Dr. Huan-Chang (Ivor) Tseng, R&D Program Manager at CoreTech System (Moldex3D)
Fiber-reinforced thermoplastic (FRT) composites have been commercially available for reducing vehicle weight and improving fuel efficiency in the automotive and aerospace industries. They can be processed by fast, highly-automated methods such as compression molding and injection molding. The fibers and the resin are transported into the mold cavity. The anisotropic flows of fiber-reinforced melts depend significantly on fiber orientation states. For the practical compression-molded glass-mat thermoplastics (GMTs), it is important that the fiber-orientation-induced anisotropic flow is found in a circular disk squeezed and deformed into an elliptical shape (Fig. 1) . Typically, the injection-molded melt front of a neat resin is smooth and the continuous shape is maintained in the propagation of the free surface (Fig. 2) . Some peculiar, irregular filling patterns for short/long fiber-reinforced melts at high fiber concentrations are known to occur: the free surface advancing faster along the sidewalls of the cavity.

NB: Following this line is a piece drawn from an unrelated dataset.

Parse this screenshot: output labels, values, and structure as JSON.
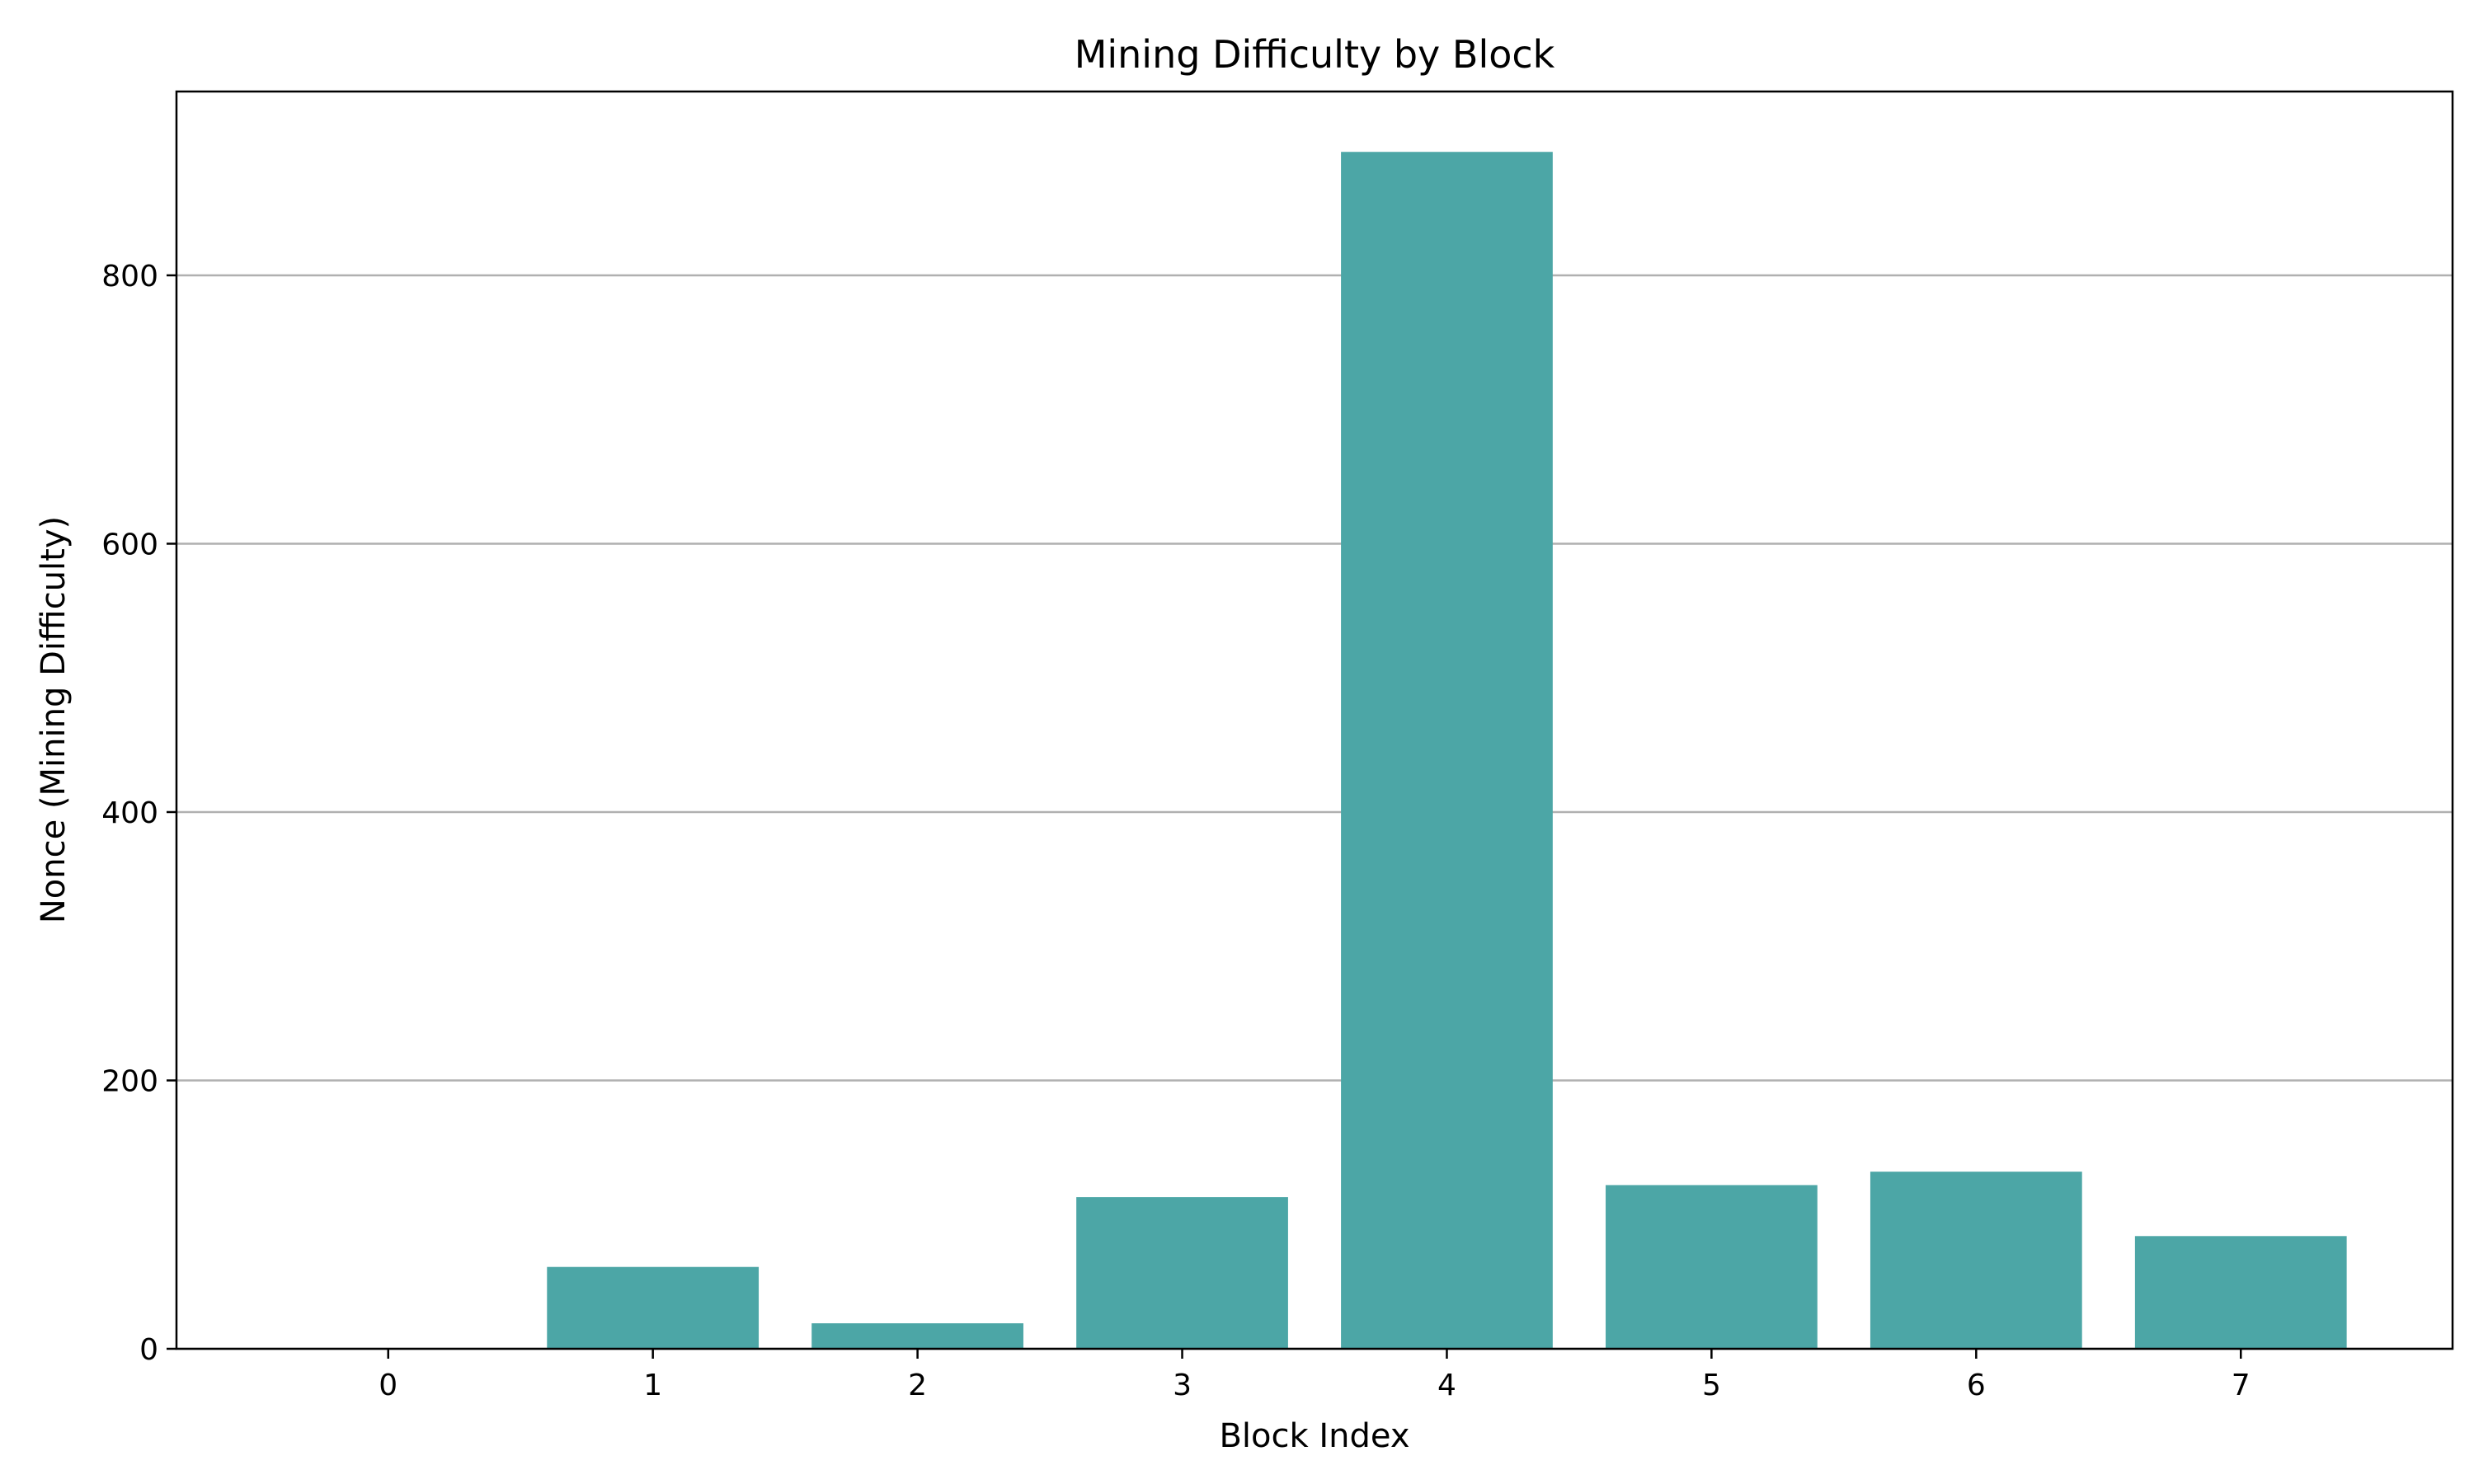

Fig. 1 A circular disk is squeezed and deformed along the 1-axial direction into an elliptical shape for the 1-axial uni-directional charge .
Fig. 2 Schematic of mold filling behavior for (A) neat resin; (B) FRT .
In the Purdue-Moldex3D research cooperation, the informed-isotropic (IISO) viscosity developed by Dr. Favaloro and Prof. Pipes (Composites Manufacturing and Simulation Center, Purdue University in the US) has been implemented in the Moldex3D simulation software. It is important to validate an anisotropic flow simulation for injection molding and compression molding in Moldex3D. More recently, it is significant that the details of the IISO model have disclosed in the US patents [3, 4] and published in the scientific journals [5, 6].
In Moldex3D’s simulation, the compression molding system wherein the initial orientation distribution of the charge is the X-axial uni-directional (Fig. 3). The material of interest was Polypropylene melt (200°C) filled with 25 volume percent long glass fibers (aspect ratio, L/D = 360). The final melt front is an obvious ellipse from the original circle charge (Fig. 4). In addition, the simulated melt front primarily exhibits a free surface advancing faster along the side walls in the injection molding simulations for the 50wt% short glass fiber (aspect ratio, L/D = 20)-reinforced Polyamide66 (Fig. 5).
Fig. 3 The Moldex3D compression molding simulation.
Fig. 4 The final melt front for the X-axial uni-directional charge .
Fig. 5 The simulated melt front of anisotropic flow in injection molding .
So far, simulating such a fiber-orientation-induced anisotropic flow has still been a challenge for state-of-art CFD software, indeed. Therefore, the ability of the IISO viscosity is critical to dominate the anisotropic flow. In the current Moldex3D version, the NEW fiber coupling function will be widely available for the industries of the injection and compression molding processes of fiber composites.